Pour autant, pour réussir une véritable coopération interétatique en Afrique francophone, les agences spécialisées des États membres de l'Union africaine et leurs opérateurs doivent mutualiser davantage la collecte de renseignements et uniformiser leurs doctrines de lutte afin d'apporter une réponse technique coordonnée contre la cybercriminalité. Dès lors, le secteur privé africain doit s'investir dans des actions de renforcement de compétences des États pour consolider la dynamique de construction d'une architecture panafricaine en cybersécurité.

Le Cyber Africa Forum (CAF) 2023 : une plateforme privilégiée, dédiée au renforcement des partenariats public-privé en matière de cybersécurité

Les points évoqués démontrent qu'il devient urgent d'agir rapidement pour bâtir une architecture commune de cybersécurité efficace. Les décisions prises par les acteurs du public et du privé lors de leurs différentes rencontres doivent être concrétisées. Une ratification unanime de la Convention de Malabo peut être envisagée si elle définit des moyens d'action concrets.

L'ambition du Cyber Africa Forum 2023 (CAF) est non seulement de faire un état des lieux des différentes initiatives régionales amorcées jusqu'alors, mais aussi de définir de façon concrète, en collaboration avec les secteurs public et privé, un agenda face aux menaces cyber.

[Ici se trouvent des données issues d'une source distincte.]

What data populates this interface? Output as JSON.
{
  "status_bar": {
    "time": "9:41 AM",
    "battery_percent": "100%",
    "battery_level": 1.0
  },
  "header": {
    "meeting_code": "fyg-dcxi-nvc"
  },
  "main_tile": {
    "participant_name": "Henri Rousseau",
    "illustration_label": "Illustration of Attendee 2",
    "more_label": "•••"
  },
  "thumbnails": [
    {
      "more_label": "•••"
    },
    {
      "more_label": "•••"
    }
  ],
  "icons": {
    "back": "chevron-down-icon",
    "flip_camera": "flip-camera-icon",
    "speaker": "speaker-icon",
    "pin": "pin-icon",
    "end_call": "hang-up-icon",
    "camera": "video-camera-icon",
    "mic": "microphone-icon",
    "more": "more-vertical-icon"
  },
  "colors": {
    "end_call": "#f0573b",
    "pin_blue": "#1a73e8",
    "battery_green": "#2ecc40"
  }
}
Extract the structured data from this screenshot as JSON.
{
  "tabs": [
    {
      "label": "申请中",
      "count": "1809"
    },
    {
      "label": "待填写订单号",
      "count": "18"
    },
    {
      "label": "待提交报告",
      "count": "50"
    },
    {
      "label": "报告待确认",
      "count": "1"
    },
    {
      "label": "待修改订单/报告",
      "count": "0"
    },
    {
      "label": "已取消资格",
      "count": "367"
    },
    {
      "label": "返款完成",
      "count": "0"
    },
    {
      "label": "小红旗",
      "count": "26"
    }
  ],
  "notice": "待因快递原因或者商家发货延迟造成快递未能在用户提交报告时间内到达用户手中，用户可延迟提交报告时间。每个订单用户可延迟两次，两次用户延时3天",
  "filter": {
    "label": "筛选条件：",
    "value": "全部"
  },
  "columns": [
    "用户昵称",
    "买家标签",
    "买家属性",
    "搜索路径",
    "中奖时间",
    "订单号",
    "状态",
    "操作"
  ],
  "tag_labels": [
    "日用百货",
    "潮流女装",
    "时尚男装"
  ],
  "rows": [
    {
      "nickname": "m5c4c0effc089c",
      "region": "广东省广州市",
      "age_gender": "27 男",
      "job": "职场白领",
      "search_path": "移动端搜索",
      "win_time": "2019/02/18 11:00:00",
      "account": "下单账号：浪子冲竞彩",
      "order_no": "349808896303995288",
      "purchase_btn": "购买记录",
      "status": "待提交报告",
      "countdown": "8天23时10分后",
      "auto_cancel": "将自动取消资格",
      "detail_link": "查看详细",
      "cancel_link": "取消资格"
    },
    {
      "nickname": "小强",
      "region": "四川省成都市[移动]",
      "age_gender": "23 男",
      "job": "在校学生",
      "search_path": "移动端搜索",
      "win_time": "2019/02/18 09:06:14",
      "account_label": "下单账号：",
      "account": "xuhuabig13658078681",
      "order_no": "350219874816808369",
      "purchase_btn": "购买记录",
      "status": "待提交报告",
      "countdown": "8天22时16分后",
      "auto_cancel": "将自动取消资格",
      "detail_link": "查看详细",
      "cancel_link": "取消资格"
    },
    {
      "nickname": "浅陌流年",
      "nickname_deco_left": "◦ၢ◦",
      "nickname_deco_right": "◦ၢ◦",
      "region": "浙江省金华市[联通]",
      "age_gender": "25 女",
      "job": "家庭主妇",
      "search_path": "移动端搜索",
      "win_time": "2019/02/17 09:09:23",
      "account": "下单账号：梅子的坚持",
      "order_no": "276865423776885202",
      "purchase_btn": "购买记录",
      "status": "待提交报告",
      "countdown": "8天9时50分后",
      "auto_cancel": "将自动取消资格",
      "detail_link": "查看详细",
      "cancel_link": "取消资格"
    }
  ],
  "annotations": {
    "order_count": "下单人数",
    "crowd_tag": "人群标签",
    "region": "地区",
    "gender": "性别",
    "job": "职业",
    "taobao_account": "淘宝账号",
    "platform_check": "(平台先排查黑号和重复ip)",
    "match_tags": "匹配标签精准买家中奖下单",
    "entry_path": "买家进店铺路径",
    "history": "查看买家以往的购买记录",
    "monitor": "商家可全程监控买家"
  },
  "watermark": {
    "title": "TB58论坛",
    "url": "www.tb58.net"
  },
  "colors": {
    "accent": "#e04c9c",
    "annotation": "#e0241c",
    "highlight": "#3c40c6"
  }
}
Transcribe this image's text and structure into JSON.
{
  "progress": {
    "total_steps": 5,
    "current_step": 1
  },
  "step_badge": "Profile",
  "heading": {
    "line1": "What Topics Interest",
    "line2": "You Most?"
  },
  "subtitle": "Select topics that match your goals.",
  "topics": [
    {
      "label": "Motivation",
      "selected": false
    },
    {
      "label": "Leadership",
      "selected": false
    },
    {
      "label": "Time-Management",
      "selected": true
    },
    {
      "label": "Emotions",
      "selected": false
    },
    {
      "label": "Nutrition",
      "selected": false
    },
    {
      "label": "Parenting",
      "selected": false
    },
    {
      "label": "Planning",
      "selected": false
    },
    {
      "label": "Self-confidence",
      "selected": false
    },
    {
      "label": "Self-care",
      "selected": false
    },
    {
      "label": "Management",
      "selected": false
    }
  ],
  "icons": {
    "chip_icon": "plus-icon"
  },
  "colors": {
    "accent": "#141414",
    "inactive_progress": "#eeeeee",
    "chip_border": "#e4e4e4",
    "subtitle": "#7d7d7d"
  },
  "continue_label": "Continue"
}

Des pistes d'action ont déjà été formulées lors de l'Appel d'Abidjan annoncé lors du CAF 2022. Elles portent notamment sur la sensibilisation des parties prenantes et des sociétés civiles, sur le traitement de la sécurité numérique dans un effort de performance opérationnelle ou encore sur l'instauration d'un cadre de gouvernance favorable à l'innovation et aux investissements dans la cybersécurité. La 3e édition du Forum se tiendra les 24 et 25 avril prochains sous le thème « Enjeux, acteurs et partenariats : quelles solutions pour sécuriser la transformation digitale de l'Afrique ? ». Cette troisième édition est une opportunité pour les États et les entreprises de se réunir, de créer une synergie, et de coordonner leurs actions afin de déployer une réponse conjointe efficace et ferme.

Le Cyber Africa Forum s'est donné pour ambition d'être la plateforme de référence sur les enjeux de sécurité et de confiance numérique en Afrique, où les décideurs et les acteurs économiques peuvent se réunir en faveur de la sécurisation du cyberespace en Afrique.